= Bridger family of Virginia =

Notable family in American history

The Bridger family of Virginia is notable to American history. Relevant figures include Joseph Bridger and Jim Bridger, as well as some less-known contributors to American colonial, pioneer, and Civil War history.

==Joseph Bridger==

The foremost progenitor of this family was General Joseph Bridger of Isle of Wight County, Virginia. Originally from Gloucester, England, he served, according to some sources, as a co-acting Colonial Governor of Virginia in 1684 and 1685.

==Jim Bridger==

The most well-known member of the Bridger family is Jim Bridger, mountain man, and explorer of the American Northwest (primarily Montana and Wyoming). Many places are named for him, such as the Bridger Mountains of Montana and the Bridger Mountains of Wyoming, as well as the Bridger-Teton National Forest and Bridger Wilderness, both in western Wyoming.

==Others==
The Bridger family also includes several other members of historical relevance. James and John Bridger, for whom Bridger Mountain (a ridge in West Virginia) was named, were pioneer settlers of Pocahontas County, West Virginia.

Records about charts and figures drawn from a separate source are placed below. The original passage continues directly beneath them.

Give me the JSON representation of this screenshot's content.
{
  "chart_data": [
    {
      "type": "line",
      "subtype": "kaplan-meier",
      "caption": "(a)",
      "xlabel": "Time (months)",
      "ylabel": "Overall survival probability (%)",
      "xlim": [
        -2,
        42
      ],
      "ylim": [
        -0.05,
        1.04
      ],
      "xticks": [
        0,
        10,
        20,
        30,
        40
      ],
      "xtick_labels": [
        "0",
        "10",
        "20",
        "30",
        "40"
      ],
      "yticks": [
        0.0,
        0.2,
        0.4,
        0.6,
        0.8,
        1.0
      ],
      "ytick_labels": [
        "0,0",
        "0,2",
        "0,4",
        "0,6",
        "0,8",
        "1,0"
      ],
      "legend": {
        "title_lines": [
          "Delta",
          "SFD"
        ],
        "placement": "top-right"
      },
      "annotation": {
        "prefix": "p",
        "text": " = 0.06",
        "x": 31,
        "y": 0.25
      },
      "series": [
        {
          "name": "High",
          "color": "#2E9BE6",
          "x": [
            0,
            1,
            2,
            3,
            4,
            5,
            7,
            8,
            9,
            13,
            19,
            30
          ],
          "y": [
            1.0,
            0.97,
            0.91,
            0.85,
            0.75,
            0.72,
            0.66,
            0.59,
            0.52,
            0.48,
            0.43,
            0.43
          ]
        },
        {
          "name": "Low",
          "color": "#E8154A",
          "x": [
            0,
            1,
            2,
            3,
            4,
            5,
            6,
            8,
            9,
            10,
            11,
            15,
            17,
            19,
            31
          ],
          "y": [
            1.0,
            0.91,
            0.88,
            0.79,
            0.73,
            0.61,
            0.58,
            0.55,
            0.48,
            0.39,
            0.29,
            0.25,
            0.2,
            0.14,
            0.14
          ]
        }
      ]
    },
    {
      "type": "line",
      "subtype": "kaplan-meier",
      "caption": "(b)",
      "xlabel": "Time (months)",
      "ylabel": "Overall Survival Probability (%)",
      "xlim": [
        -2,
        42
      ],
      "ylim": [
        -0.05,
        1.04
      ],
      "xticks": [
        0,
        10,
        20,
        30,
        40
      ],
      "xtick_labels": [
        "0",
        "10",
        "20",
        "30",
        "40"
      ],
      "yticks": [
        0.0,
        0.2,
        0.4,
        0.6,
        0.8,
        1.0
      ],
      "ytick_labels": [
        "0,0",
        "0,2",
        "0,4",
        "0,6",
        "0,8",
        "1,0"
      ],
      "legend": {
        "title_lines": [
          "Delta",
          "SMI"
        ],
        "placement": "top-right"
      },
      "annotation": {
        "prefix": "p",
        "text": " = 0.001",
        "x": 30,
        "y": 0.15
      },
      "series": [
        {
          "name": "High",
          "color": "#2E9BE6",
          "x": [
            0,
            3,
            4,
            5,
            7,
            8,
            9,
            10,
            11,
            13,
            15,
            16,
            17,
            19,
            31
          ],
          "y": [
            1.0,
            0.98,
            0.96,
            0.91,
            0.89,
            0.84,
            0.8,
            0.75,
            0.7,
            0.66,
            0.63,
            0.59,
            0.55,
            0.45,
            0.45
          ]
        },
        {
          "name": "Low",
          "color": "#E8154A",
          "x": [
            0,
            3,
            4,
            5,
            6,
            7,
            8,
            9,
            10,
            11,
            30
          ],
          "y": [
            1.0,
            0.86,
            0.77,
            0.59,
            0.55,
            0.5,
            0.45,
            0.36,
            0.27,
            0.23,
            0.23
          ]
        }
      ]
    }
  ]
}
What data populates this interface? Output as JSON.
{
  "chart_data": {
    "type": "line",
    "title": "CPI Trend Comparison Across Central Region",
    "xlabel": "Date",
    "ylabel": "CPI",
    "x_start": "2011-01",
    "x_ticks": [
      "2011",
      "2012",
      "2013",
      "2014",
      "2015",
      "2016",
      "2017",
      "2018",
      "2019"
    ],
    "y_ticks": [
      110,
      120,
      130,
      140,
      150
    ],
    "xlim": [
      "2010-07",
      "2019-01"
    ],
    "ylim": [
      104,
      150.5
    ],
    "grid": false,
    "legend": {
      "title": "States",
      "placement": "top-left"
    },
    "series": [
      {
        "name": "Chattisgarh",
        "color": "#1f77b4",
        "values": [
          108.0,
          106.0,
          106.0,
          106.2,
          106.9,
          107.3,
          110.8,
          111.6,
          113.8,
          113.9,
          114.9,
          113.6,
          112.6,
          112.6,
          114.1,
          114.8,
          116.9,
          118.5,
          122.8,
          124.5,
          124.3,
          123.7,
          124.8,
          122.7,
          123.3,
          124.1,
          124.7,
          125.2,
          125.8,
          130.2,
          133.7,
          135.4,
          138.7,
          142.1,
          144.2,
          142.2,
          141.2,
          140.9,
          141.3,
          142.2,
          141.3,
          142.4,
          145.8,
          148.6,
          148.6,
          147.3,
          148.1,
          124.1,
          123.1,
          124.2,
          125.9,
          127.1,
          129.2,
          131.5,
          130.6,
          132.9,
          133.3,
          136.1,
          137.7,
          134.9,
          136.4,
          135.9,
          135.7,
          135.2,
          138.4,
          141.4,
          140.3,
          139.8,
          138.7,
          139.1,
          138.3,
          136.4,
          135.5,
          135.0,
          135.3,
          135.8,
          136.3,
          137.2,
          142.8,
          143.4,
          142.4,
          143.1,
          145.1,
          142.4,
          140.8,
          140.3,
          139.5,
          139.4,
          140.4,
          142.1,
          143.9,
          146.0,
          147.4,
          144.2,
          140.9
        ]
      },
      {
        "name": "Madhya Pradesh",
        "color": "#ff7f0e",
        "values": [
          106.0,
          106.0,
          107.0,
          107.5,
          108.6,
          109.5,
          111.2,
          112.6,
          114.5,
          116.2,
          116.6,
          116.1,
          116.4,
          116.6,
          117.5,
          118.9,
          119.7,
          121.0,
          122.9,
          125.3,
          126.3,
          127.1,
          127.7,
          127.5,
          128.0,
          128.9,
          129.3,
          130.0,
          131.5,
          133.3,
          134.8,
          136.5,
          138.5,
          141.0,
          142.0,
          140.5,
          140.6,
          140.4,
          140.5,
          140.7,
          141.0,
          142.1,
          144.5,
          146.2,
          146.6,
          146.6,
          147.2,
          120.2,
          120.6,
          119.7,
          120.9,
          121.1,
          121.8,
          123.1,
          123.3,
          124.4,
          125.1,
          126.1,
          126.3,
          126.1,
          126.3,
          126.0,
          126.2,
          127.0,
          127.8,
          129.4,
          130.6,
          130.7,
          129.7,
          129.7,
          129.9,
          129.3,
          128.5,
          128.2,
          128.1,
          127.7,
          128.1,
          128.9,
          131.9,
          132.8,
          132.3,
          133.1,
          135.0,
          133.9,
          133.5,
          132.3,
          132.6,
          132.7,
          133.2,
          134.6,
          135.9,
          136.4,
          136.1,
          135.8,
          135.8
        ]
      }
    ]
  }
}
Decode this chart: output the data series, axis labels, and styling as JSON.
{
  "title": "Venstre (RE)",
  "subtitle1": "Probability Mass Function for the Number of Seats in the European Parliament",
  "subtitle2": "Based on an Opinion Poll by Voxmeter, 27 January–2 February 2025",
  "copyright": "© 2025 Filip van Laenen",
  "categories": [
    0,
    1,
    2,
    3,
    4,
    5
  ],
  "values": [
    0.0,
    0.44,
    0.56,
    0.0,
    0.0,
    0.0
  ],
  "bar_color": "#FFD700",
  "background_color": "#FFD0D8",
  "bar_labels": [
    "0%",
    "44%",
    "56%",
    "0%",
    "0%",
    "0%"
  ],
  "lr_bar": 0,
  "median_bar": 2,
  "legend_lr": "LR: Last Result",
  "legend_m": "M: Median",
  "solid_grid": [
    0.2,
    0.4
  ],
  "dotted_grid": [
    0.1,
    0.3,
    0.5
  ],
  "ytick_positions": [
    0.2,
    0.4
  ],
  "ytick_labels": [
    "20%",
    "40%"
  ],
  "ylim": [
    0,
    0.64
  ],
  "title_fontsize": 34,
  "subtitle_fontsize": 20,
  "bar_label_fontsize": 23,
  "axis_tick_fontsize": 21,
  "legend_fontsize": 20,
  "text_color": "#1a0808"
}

Robert Rufus Bridgers, a member of the North Carolina legislature, represented the state in the First and Second Confederate Congress. "Bridger's Artillery" was among the Confederate companies of Hedrick's Brigade, which helped defend Fort Anderson in February 1865, as part of the Battle of Wilmington. In addition, William Bridgers, of Austin, Texas, was a significant photographer of the Civil War era.

Luther B. Bridgers (1884–1948), an American songwriter and Methodist minister, was noted for his evangelism.